最終更新:2019年2月13日(水)
書名 | 出版社 |
Dの虚像 | カドカワノベルス |
著者 | 出版年 |
湯川薫 | 2000年 |
中澤 <k1-1.humeco.m.u-tokyo.ac.jp> website
ポピュラーサイエンスミステリっぽさを狙ったのは悪くない試みなのだが(巻末の用語解説は良くできている),いかんせん,人物造形や設定がジュブナイル冒険活劇仕立てなのと,ポピュラーサイエンスの道具立てがありきたり(取材が甘いと思えてしまうが,もしかするとこのレベルのポピュラーサイエンスを繰り返し提示することが科学の浸透には大事なのかもしれない)なのと,小説構築技法が未熟なのが鼻について困った。

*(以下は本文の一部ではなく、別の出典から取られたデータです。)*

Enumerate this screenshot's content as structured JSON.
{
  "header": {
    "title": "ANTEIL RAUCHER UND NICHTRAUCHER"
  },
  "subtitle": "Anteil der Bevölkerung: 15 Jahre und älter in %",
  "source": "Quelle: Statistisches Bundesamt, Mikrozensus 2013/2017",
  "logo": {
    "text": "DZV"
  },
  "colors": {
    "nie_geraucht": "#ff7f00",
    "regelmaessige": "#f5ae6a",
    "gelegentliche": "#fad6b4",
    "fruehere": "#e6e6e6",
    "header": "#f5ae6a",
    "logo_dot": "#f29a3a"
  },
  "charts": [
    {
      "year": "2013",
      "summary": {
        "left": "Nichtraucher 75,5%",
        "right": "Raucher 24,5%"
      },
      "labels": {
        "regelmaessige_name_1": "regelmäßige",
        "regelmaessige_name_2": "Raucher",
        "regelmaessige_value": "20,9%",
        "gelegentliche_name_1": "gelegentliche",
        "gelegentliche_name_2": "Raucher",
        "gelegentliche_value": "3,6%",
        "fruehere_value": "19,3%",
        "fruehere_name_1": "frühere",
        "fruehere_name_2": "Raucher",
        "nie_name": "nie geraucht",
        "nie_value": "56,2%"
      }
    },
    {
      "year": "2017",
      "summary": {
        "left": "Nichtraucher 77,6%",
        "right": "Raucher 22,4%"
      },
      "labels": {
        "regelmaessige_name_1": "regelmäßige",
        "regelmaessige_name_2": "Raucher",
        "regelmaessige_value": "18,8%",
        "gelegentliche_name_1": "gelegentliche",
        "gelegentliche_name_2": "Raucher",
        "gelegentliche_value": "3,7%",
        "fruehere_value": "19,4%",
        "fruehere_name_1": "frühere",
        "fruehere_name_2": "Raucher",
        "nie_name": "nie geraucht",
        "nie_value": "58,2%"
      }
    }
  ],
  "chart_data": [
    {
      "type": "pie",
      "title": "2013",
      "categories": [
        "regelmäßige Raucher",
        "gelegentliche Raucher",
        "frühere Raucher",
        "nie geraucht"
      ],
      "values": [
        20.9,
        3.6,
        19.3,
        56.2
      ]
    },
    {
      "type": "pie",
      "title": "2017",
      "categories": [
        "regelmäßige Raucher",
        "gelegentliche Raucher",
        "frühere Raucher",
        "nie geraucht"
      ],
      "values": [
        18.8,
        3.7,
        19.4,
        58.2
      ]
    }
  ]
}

とくに時制が書き分けられていないのが致命的だ。語り手である和田又三郎が事件後発車間際で飛び乗る横須賀線から「久しぶりで目にする日本の景色」というからには,海外で片目を失って帰国したばかりと思われるのに,一方では事件に出会ったのが物書きとして「いつものように」出版社でうち合わせをしていた時のことになっているし,事件を報告に帰った下宿では名探偵橘三四郎とすっかり親しくなっているし,ドアにぶつかるほど片目に慣れていない癖に九州山地の悪路で車を飛ばしていたりするし,無茶苦茶なのである。もう少し丁寧に世界構築をしてくれたら(それと,現実と虚構のリンクにもうちょっと気を使ってくれたら),意気込みは買いたいのだが。